女子见状之后,并未作过多的理会。几个箭步之间,便是来到了位于院内中心的一座客厅的面前。
在客厅正前方,一张略微有些泛黄的纸便是用黑墨写着一个霸气的“叶”字。在其之下 ,便是放置一张由金丝楠木雕刻而成的木质龙头椅。而在客厅的左右两侧也是各放着三张比前者略小的黑色椅子,在其之上更是有六位身穿白衣的老者相对而坐。
那名身穿紫色衣裙的女子,在看了看身旁的两位黑袍老者之后,便是带着一脸的冷漠 迈进了客厅之中。
而在其进入客厅之时,那原本还在夸夸其谈的六名白衣老者便是如同被石头砸中了一般,瞬间变了脸色。
“你……你是曹梦婉?”其中一位脸色最为难看的老者向前迈了两步,在仔细观察过她的脸之后说到。
听得老者的话,女子并未做任何理会,而是径直的走向了那位于正前方的木质龙椅。在来到其面前时,女子便是将衣裙略微掀起,然后坐在了那龙椅之上。而在其身旁的老者,也是跟了过去,再次站到了其左右两侧。
“想不到你们几个老家伙竟然还没死,今天还能看到你们真的是扫兴啊。”女子将身子一侧,用右手抬着自己的下颚,然后缓缓地靠在了龙椅的一旁。
“曹梦婉,想不到你这个孽障竟然加入了那个组织,当初就不该留你一命。”白衣老者 在打量了她身旁的两位黑衣老者之后说道。
“怎么了老东西,看你这样子多少是有些后悔啊!”女子那深邃的眼眸再撇了他一眼之后不屑的说道。
“那又如何,老夫现在照样能收了你的命。”只见老者将绣袍一挥,那略显粗糙的双手便是从中钻了出来。刹那间, 一股股白色的气浪瞬间以其身体为中心爆泳开来。
而那名被称之为“曹梦婉”的女子却并未再做任何回答,只见其将那嫩白的左腿缓缓地搭在了右腿之上,然后将左手一伸,两指一和然后又迅速弹开。一股强大的紫色劲风,便是冲着那名白衣老者撞了过去。
仅仅是一瞬间,那名被白色气息包裹的白衣老者,便是被这股强大的紫色进风给撞飞了出去。其在天空当中翻了一个跟头过后,重重的砸在了地上。
而其余的五位老者皆是被她的力量所震撼的目瞪口呆,就在这时从客厅之外当中又走进来了一位白袍老者和一位满头蓝发的年轻人。
“婉儿住手!他可是你的师伯,你怎么能对他下手。”刚进入客厅的那位白衣老者大声的喊道。

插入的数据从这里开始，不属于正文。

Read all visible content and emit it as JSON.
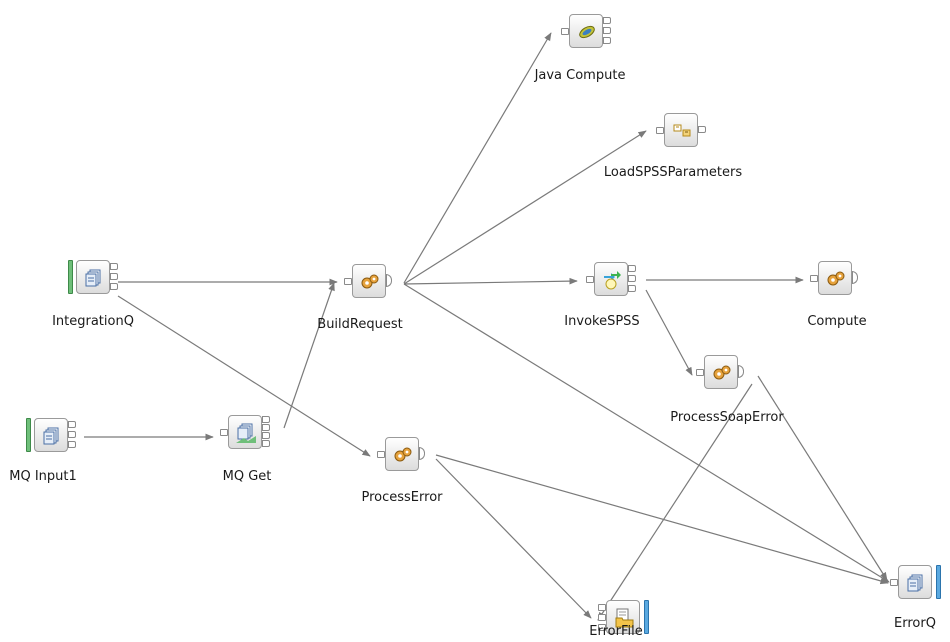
{
  "nodes": [
    {
      "id": "java-compute",
      "label": "Java Compute",
      "icon": "java-icon"
    },
    {
      "id": "load-spss",
      "label": "LoadSPSSParameters",
      "icon": "mapping-icon"
    },
    {
      "id": "integration-q",
      "label": "IntegrationQ",
      "icon": "queue-icon"
    },
    {
      "id": "build-request",
      "label": "BuildRequest",
      "icon": "gears-icon"
    },
    {
      "id": "invoke-spss",
      "label": "InvokeSPSS",
      "icon": "web-service-icon"
    },
    {
      "id": "compute",
      "label": "Compute",
      "icon": "gears-icon"
    },
    {
      "id": "process-soap-error",
      "label": "ProcessSoapError",
      "icon": "gears-icon"
    },
    {
      "id": "mq-input1",
      "label": "MQ Input1",
      "icon": "queue-icon"
    },
    {
      "id": "mq-get",
      "label": "MQ Get",
      "icon": "queue-get-icon"
    },
    {
      "id": "process-error",
      "label": "ProcessError",
      "icon": "gears-icon"
    },
    {
      "id": "error-q",
      "label": "ErrorQ",
      "icon": "queue-icon"
    },
    {
      "id": "error-file",
      "label": "ErrorFile",
      "icon": "file-icon"
    }
  ],
  "colors": {
    "wire": "#7a7a7a",
    "input_bar": "#6fbf7a",
    "output_bar": "#5aa9e0",
    "gear": "#d48a1e"
  }
}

“师傅,刚才我还在找你和我那叶玄师弟呢,没想到你自己送上门来了。”曹梦婉望着那名白衣老者和那名年轻人说到。
“婉儿师姐,我知道当年你是因为我才离开了叶家,我也知道我现在的地位本应该是你的,可我真的不是有意抢走了你的一切,我希望你能原谅我,而且也希望你退出这个邪恶的组织。”那名刚才被她称作叶玄师弟的年轻人在将那名被击倒的白衣老者扶起之后对着曹梦婉说道。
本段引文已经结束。